Yeah, I said it. I made the pun (see headline above)! And I’m also saying that this live-action film is everything you would want out of a remake of “The Jungle Book.”
“The Jungle Book” stars newcomer Neel Sethi as the red diaper boy Mowgli– an orphan who is left in the jungle to get feasted upon. But then a panther (yes, an actual computerized panther, ladies and gentlemen) named Bagheera (Ben Kingsley) snatches him and teaches him to grow up like a wolf (It’ll make more sense why he’s raised among the wolves when you watch it). Then some years later, Mowgli is being preyed upon by a tiger named Shere Kahn (Idris Elba). Kahn, who is the largest villain in the jungle, wants to have a little chompy-chompy on our kid hero, so Mowgli must run away and try to get as far from the jungle as he can in order to protect his wolf-amily from being persuaded to hand Mowgli over.
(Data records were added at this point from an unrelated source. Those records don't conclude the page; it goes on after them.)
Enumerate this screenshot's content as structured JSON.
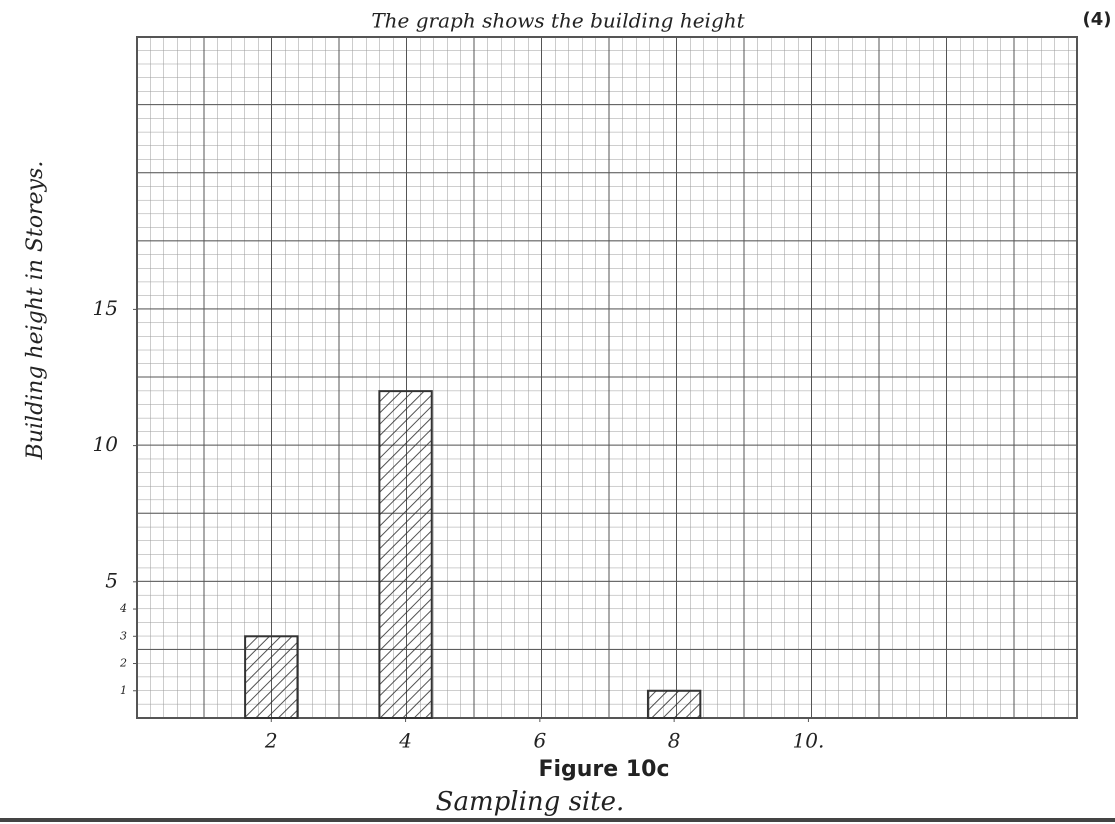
{
  "chart_data": {
    "type": "bar",
    "title": "The graph shows the building height",
    "marks": "(4)",
    "caption": "Figure 10c",
    "x_label": "Sampling site.",
    "y_label": "Building height in Storeys.",
    "x": [
      2,
      4,
      8
    ],
    "values": [
      3,
      12,
      1
    ],
    "color": "#333333",
    "xlim": [
      0,
      14
    ],
    "ylim": [
      0,
      25
    ],
    "xticks": [
      2,
      4,
      6,
      8,
      {
        "value": 10,
        "label": "10."
      }
    ],
    "yticks": [
      1,
      2,
      3,
      4,
      5,
      10,
      15
    ]
  }
}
There’s more to it than that. Mowgli meets different animals like Baloo (Bill Murray), a bear with a comedic and cuddly side, King Louis (Christopher Walken), a humongus organtanuan, and Kaa (Scarlett Johansson), a snake with hypnotizing problems.
But I’m just going to toss it out there and say that real or not, the cast does indeed deliver. It made me feel that the animals looked all entirely too real (which is kind of weird if you watch “The Revenant” before going into the film) with both the star-studded CGI and the impressive voice talent. And that’s pretty much all I can say really about the acting. So I might as well talk about the only thing this film has:
Positives. But I shouldn’t be that nice because, if you don’t already know, I’ve been analyzing films for a long time now.
So first off, the plot is very enticing as you witness a “man-cub” perform crazy parkour stunts around an animal-infested jungle. And in the plot (as I said before), Shere Kahn wants to throw some Salt and Pepper on top of Mowgli, resulting in one of the most confusing scenes in film history. In the scene, Kahn is rapidly moving toward Mowgli until Mowgli falls down a long trench that leads out into a muddy section of the jungle. As Kahn continues to show Mowgli a snarky attitude, a large stampede charges its way toward Mowgli inside the trench. I found it funny that it is exactly like that one scene out of “The Lion King,” and yes, it’s intense at first because there’s a bunch of animals running toward Mowgli, but it soon turns into a huge comic strip because he’s standing directly in the middle. Okay, you’re supposed to run away from the stampede, not try to run over to the side in the very tight-limited space available to you.
It worked a lot better in “Abraham Lincoln: Vampire Hunter,” but that’s because Lincoln was in a much wider area than Mowgli had in this film. And somehow, in some way:
Mowgli comes out unscathed.
I’m not going to dwell on that any longer, so why don’t I go back to those positives I mentioned, shall we?
Christopher Walken is the main “highlight” in this film because when we’re first introduced to this enormous orangutan, he starts to talk to Mowgli under a structure of darkness. And I had no idea he was in the film until I saw the hand gestures he was giving to Mowgli in a very Walken type. His attitude toward Mowgli is menacing and dark, but when we finally get to see King Louis’s face, it looked like the makers of this film took Christopher Walken’s face and placed it on an orangutan. You’ll see it when you view the film, but I can tell you 100 percent that you will not be watching the film 15 minutes after that because you’ll be on the ground dying from laughter.
But once you get over it, you’re right back into the fantastic world that was brought back to our generation because of one man:
Favreau is an amazing director due to his many films like “Iron Man,” “Chef” and “Cowboys and Aliens.” And he brings all of these exciting films to his homerun hit:
“The Jungle Book.”
My final verdict for “The Jungle Book:” 4.5.